Sinds gisteren zijn er de resultaten van de “PISA-studie 2018 van de OESO: de algehele prestaties in Nederland zijn bovengemiddeld, maar lopen licht achteruit en lopen ver achter op de koplopers; Gelijke kansen moeten verder worden bevorderd “ .
Nogmaals, ze zijn niet goed en zijn zelfs nog slechter geworden (significant in wiskunde en wetenschappen, statistisch onbeduidend in begrijpend lezen, waarbij meisjes veel beter kunnen lezen en jongens iets beter in wiskunde).
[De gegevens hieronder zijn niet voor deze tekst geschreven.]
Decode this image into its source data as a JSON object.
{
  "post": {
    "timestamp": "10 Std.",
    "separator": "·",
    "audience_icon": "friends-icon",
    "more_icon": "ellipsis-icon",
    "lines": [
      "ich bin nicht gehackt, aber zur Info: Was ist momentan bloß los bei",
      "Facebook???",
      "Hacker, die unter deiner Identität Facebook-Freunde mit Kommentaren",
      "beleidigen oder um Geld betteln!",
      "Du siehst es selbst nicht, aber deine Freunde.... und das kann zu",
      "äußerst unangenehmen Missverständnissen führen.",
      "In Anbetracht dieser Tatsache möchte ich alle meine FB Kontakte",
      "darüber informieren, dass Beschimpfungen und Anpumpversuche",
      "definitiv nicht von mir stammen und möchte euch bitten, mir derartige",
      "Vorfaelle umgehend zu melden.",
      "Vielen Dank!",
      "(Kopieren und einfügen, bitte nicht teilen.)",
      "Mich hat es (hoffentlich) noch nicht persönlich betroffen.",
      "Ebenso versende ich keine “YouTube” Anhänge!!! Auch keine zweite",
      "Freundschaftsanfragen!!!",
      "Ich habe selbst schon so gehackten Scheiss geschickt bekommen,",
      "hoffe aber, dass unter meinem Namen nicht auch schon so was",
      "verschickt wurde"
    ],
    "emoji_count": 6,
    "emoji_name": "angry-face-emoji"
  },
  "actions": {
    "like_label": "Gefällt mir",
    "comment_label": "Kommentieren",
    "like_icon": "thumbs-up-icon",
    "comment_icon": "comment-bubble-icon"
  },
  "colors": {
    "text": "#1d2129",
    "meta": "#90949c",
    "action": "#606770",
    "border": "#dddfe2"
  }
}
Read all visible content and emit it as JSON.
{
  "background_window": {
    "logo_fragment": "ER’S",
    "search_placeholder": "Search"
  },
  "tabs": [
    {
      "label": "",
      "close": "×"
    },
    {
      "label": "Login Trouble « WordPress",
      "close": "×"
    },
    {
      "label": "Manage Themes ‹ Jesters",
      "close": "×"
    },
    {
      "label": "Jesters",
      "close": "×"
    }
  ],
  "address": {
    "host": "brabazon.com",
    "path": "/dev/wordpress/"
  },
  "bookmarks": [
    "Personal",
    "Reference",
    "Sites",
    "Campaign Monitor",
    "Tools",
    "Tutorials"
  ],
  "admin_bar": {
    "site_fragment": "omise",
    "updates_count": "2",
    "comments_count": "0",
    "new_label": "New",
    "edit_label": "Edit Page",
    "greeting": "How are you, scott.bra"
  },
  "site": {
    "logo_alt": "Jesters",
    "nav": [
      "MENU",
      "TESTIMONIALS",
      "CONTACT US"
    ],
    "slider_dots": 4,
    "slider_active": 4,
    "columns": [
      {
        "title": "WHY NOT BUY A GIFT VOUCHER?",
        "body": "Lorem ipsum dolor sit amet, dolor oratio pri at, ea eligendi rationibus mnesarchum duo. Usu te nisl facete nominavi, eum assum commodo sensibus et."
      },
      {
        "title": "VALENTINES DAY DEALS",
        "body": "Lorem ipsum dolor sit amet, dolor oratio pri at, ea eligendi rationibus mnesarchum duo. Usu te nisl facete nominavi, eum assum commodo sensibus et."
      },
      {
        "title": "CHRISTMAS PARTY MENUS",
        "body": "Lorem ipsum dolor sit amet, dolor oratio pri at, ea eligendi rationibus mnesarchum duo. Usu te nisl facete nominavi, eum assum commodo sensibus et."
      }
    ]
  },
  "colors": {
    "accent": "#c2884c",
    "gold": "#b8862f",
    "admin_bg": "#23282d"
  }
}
Het percentage studenten met hun eigen migratie-ervaring nam aanzienlijk toe
Onderwijs wordt vaak geïmpliceerd in zondagse toespraken door onze politici, maar iets beter zijn dan het OESO-gemiddelde is niet genoeg voor een land met hoge lonen zonder significante middelen. Een belangrijke reden voor de achteruitgang is vrij eerlijk en eerlijk genoemd:
Een van de factoren achter de daling van de output kan de toegenomen vraag zijn naar het onderwijs sinds de vluchtelingencrisis. Het aandeel studenten met hun eigen migratie-ervaring is bijvoorbeeld aanzienlijk toegenomen sinds de laatste PISA-enquête en hun integratie in het onderwijssysteem is een grote uitdaging.
Probleem: de overheid laat iedereen het land binnen, ongeacht het opleidingsniveau
In Nederland had een op de vijf en gemiddeld ongeveer elke vierde deelnemer aan de OESO problemen om zelfs de basisvereisten van begrijpend lezen te beheersen. Onder de Aziatische en Europese leiders, waaronder Estland en Finland, slechts tien tot vijftien procent van de respondenten (OESO)
Het zou nuttig zijn om te differentiëren, ten minste volgens de moedertaal (en om verdere tekortkomingen van het onderzoek en de presentatie ervan te verminderen). Maar dat neemt niet weg dat er veel grotere integratie-inspanningen nodig zouden zijn, vooral als de overheid iedereen het land toestaat, ongeacht onderwijs en taalvaardigheden.
De kinderen kunnen er niets aan doen, maar dat geldt ook voor de Duitse kinderen, van wie de opleidingsmogelijkheden afnemen.